Das ist bei einer Campus-Lizenz, die Sie hier diskutiert haben,
ueberlegenswert. Bei Einzellizenzen ist ein solches Vorgehen nicht
ueblich.
____
Noch eine Bemerkung zu Hrn. Grafs Beitrag:
> From: Klaus Graf <graf _at__ uni-koblenz.de>
> Date: Wed, 31 Jul 2002 14:51:55 +0200
>
> Marcel Brannemann wrote:
>
> > eVerlage verlangt (bei der sog. Campuslizenz für 2000 'potentielle'
> > Nutzer) also das 30-fache des Ladenpreises eines Buchs für eine auf 1
> > Jahr beschränkte Nutzungsdauer.
>
> Wie war das mit dem Wucherparagraphen? -> § 138 BGB
Als Student war ich immer hocherfreut, wenn ich nach einer
Buchempfehlung meines Prof in die Bibliothek kam und man mir dort
mitteilte, dass alle drei Exemplare des Buches schon ausgeliehen
seien und sich vor mir 10 andere Studenten auf die Warteliste haben
setzen lassen. So konnte ich mich unbeschwert von wissenschaftlicher
Literatur in's Schwimmbad begeben ;-)
Ok, wer zu spaet kommt, den bestraft das Leben, aber: Bei einer
Campuslizenz kann eben nicht nur EIN Leser das Buch lesen, sondern
gleichzeitig ALLE von der Bibliothek verwalteten Nutzer. Zwar werden
kaum 2000 Nutzer zur gleichen Zeit ein bestimmtes Buch lesen wollen,
aber meiner Erfahrung als Student nach sind von Standardwerken eben
immer zuwenig Exemplare in der Bibliothek. Angesichts reduzierter
Mittel duerfte sich daran kaum etwas geaendert haben.

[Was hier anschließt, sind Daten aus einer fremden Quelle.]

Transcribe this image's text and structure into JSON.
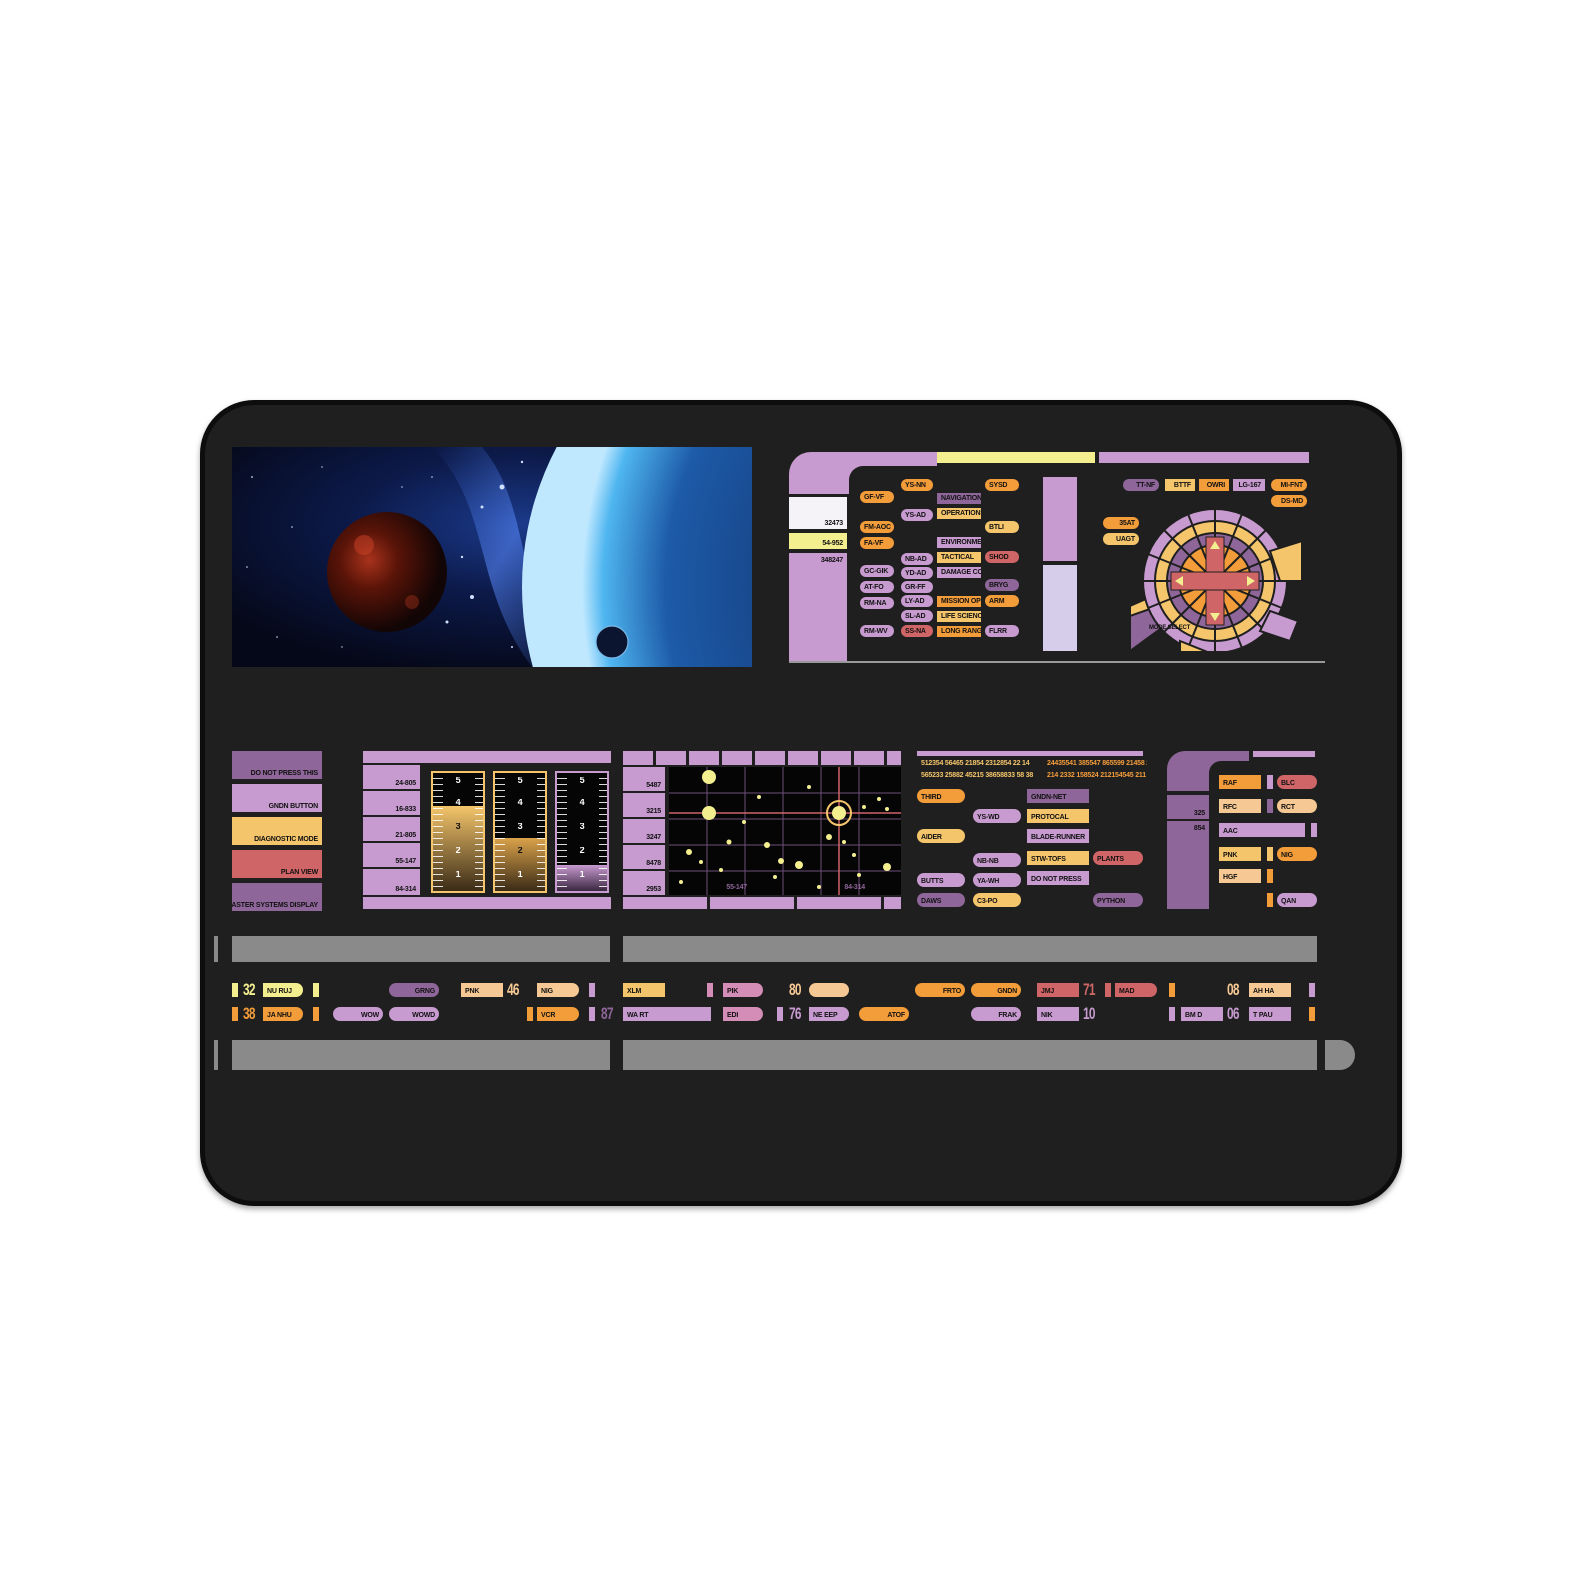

Mit freundlichen Gruessen,
das eVerlage-Team:
* Klaus Bastian (HTWK Leipzig, www.htwk-leipzig.de)
* Frank Oldenettel (OFFIS Oldenburg, www.offis.de)
* Michael Schwantner (FIZ Karlsruhe, www.FIZ-Karlsruhe.de)
* Florian Wagenpfeil (FAST Muenchen, www.fast.de)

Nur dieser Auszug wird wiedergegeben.